Isso é reproduzido por vários setores da imprensa, estar fora do armário enquanto homem heterossexual e “pegador” acabam por alimentar ainda mais o desejo sexual platônico em torno do ator e assim fazer com que ele adquira mais fãs e consiga mais trabalhos na televisão e também no cinema.

Um ator como Caio Castro até pode sair em defesa dos direitos gays (aqui uma outra saída de armário, em outros tempos, o simples fato de defender direitos civis gays seria interpretado como característica de uma possível homossexualidade), atitude que o ator fez logo em seguida à polêmica sucedida à sua declaração. Ao dizer que tem vários amigos gays e que não tem preconceito, mas nunca assumir a sua homossexualidade, a não ser quando este estiver com mais de 50 anos e não for mais headliner de produções culturais, caso muito comum na indústria cultural.

Toda a polêmica gerada em torno da declaração do ator revela que ainda vivemos sob uma forte política do espaço público como local de vivência privilegiada da identidade heterossexual. Ainda vivemos uma época em que a saída do armário não se dá uma única vez, mas que ela é composta por várias etapas de saídas do armário no meio social. Na mesma semana em que Caio Castro deu sua declaração que incomodou a comunidade gay, outra figura também foi vítima da política do armário. Neste caso foi a presidente Dilma Rousseff (PT), desafiada pelo deputado federal Jair Bolsonaro (PP-RJ) a sair do armário e “assumir o seu amor pelos e com os homossexuais”.

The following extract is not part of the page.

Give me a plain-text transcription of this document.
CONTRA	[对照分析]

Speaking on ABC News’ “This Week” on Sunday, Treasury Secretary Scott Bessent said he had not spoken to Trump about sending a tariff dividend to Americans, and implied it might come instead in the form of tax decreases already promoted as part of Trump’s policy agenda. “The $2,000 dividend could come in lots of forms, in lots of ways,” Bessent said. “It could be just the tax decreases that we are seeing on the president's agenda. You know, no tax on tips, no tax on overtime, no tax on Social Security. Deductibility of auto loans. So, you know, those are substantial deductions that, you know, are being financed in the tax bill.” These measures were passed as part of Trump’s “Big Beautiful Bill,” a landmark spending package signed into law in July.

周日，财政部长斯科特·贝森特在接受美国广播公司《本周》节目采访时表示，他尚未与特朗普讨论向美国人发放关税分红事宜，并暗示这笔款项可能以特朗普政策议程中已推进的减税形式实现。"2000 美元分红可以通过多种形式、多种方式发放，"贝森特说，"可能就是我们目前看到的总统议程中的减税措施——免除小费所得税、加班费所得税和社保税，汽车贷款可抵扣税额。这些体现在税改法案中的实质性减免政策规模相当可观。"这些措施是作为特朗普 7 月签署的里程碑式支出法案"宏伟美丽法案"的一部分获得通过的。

A postura de Bolsonaro nos remete à cultura mais obscurantista em torno da saída do armário, que já foi citada neste texto, aquela em que pessoas não homossexuais resolvem sair do armário e defender os direitos civis dos gays. Não foram poucas as pessoas que, indiretamente concordaram com Bolsonaro, e disseram que a presidente Dilma deveria sair do armário. O fato da presidente não corresponder aos símbolos dominantes da feminilidade, ou da mulher de “verdade” (delicada, passiva e casada), faz com que as pessoas desconfiem de sua orientação sexual e a incitem a sair do armário. Como se vê, a questão de estar dentro ou fora do armário vai muito além da política do assumir, ela está ligada a uma postura política e composta de várias fases e saídas repletas de preconceitos e estruturas opressivas que fazem com que muita gente, galã ou não, permaneça dentro do armário, seja ele qual for.

A filósofa norte-americana Eve Kosofsky Sedgwick (1950-2009) se debruçou sobre o tema ao escrever o clássico texto “A Epistemologia do Armário, onde a estudiosa do gênero estabelece que a saída de armário também se dá com as identidades ciganas, judias, indígenas e outras. Porém, cada uma com a sua especificidade social.

Com esta afirmação entendemos que a questão de sair do armário e assumir publicamente uma identidade social não diz respeito única e exclusivamente à comunidade gay, ela perpassa vários setores da sociedade e é muito mais complexo do que supõe o senso comum.